Researchers at MIT and Harvard University have previously found that graphene can have exotic properties when situated at a 'magic angle'. Now, a new study by some of the members of the same team shows that this material could also be a "spin-triplet" superconductor one that isn't affected by high magnetic fields which potentially makes it even more useful.
"The value of this experiment is what it teaches us about fundamental superconductivity, about how materials can behave, so that with those lessons learned, we can try to design principles for other materials which would be easier to manufacture, that could perhaps give you better superconductivity," says physicist Pablo Jarillo-Herrero, from the Massachusetts Institute of Technology (MIT).
Usually, electrons in superconductors couple up in what are called Cooper pairs each with opposite spins (one up and one down), traveling through the material like linked passengers in an express train.
Rare types of superconductor are spin-triplet, however, which means the electrons have the same spin. Crucially, this means that a high magnetic field doesn't derail this imaginary express train, because the energy of both electrons shifts in the same direction.

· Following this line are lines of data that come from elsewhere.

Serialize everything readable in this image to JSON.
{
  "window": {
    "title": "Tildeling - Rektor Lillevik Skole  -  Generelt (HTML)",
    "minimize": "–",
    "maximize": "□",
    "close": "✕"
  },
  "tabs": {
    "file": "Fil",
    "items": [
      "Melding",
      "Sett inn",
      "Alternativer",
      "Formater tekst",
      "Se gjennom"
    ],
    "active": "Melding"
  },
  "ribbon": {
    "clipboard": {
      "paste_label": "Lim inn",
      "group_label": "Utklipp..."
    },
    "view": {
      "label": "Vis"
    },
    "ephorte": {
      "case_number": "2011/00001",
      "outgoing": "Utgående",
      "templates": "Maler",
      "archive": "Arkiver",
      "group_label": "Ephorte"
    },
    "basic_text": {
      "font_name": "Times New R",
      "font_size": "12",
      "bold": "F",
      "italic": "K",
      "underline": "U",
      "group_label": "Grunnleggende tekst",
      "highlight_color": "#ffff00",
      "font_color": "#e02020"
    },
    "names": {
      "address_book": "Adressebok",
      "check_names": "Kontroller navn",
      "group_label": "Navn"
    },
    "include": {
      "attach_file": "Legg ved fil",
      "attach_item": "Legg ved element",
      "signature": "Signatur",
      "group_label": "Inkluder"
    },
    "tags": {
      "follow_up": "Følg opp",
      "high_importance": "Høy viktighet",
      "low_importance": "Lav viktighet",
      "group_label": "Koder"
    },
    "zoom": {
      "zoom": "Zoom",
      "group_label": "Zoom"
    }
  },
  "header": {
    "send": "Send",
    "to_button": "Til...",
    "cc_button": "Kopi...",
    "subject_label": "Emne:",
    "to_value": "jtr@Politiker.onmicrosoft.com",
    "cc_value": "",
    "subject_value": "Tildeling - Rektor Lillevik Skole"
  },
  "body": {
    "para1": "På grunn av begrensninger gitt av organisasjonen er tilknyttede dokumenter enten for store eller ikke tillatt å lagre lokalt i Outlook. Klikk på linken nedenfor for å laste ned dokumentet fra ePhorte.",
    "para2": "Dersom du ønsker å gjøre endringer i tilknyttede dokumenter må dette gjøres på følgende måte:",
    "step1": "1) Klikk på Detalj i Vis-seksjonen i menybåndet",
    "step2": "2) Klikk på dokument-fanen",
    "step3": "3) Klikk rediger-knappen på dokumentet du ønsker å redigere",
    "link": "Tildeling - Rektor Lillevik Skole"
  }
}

Through a series of experiments, the team was able to show that magic-angle twisted trilayer graphene continued to behave like a superconductor at magnetic fields in excess of 10 Tesla three times higher than would be expected from a spin-singlet material.
What's more, the superconductivity disappeared and then came back as the strength of the magnetic field was increased.
"In spin-singlet superconductors, if you kill superconductivity, it never comes back it's gone for good," says physicist Yuan Cao from MIT. "Here, it reappeared again. So this definitely says this material is not spin-singlet."
More research is required to check the spin states of electrons in this special type of graphene. Early results seem to be very promising.
One area where spin-triplet superconductors could be helpful is in MRI scans: If these machines could operate under higher magnetic fields, they could produce much more detailed pictures. For now though, ultra-low temperatures in the lab are still required for the material to act as a superconductor.
The material and its rare properties also show promise for future research into quantum computing. A key issue for realizing the promise of practical, accessible quantum computers is improving their stability something that spin-triplet superconductors of a certain type could help with.
"We have no idea if our type is of that type," says Jarillo-Herrero. "But even if it's not, this could make it easier to put trilayer graphene with other materials to engineer that kind of superconductivity. That could be a major breakthrough. But it's still super early."